How can people in a particular age group be persuaded to support policies that primarily benefit the well-being of other generations? This is a recurring question in debates about tackling issues like Britain’s spiralling pension costs, youth housing crisis, social care funding conundrum, and long-term problems with climate change and the Covid-19 national debt. Such challenges are fundamentally ‘intergenerational’, in that solving them requires people in one age cohort to make sacrifices in order to primarily benefit those elsewhere in the age distribution.

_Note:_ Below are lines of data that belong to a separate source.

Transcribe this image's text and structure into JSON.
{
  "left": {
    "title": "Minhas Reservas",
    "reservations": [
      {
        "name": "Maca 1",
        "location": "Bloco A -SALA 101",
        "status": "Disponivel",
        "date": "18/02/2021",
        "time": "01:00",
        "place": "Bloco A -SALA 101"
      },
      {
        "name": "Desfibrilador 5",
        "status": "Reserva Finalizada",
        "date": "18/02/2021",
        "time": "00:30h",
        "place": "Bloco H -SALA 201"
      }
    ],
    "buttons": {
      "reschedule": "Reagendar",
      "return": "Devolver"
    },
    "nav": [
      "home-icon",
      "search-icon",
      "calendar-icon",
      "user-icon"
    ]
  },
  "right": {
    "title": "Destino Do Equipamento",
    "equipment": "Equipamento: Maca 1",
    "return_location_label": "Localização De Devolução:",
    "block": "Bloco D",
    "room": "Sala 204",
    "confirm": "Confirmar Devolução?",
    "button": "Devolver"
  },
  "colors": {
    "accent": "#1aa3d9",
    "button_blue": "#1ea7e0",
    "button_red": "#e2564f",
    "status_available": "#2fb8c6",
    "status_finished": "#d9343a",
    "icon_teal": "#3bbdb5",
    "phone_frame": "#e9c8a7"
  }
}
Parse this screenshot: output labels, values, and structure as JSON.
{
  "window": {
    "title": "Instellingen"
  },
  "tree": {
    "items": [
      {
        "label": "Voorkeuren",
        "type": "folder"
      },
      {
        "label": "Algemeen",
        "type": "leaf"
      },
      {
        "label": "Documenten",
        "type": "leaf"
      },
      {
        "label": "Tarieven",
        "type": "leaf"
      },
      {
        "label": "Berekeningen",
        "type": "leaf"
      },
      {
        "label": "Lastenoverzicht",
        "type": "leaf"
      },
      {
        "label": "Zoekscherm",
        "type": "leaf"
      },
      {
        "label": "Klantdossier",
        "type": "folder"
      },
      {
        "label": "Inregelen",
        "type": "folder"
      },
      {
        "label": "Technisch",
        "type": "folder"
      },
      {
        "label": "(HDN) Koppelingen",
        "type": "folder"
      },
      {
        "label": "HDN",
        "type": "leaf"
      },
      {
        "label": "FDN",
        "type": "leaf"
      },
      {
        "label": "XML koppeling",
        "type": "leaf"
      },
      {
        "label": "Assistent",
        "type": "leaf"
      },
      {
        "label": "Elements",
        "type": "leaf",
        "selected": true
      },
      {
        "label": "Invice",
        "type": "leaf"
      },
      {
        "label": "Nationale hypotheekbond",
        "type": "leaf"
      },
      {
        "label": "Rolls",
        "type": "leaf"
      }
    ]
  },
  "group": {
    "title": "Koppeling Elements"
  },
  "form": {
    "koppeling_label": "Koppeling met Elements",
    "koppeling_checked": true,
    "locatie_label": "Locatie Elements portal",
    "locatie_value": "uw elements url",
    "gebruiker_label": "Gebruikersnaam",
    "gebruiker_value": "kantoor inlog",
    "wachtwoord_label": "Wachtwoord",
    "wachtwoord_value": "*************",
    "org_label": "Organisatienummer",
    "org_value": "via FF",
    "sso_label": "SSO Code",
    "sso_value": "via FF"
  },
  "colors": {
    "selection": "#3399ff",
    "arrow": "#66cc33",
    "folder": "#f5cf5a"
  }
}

To use two recent high profile examples, the youth must pay higher national insurance to fund more generous elderly social care packages, and pensioners must help avert an environmental catastrophe that they themselves may never see. And yet, despite these major socioeconomic challenges, we know very little about the frames and motivations that might persuade voters into showing the sort of altruism necessary for public policy-makers to act.
This new, year-long project will utilise original surveys, survey experiments, and secondary data analysis to ask several important questions for social scientists interested in contemporary British politics. Who is prepared to display intergeneration altruism regarding public policy priorities? What are their primary motivations for this? Can particular issue frames convince more individuals to think and act in this way? And, crucially, can a new policy programme addressing these sorts of issues (e.g. pensions, housing, social care, the environment etc.) unite citizens across the age distribution, and benefit parties promoting it?
In answering these questions, the project will expand our knowledge about the likely political effects of an aging electorate, as well as highlight the potentially overlooked role of intergenerational justice in the public policy preferences of the electorate as a whole.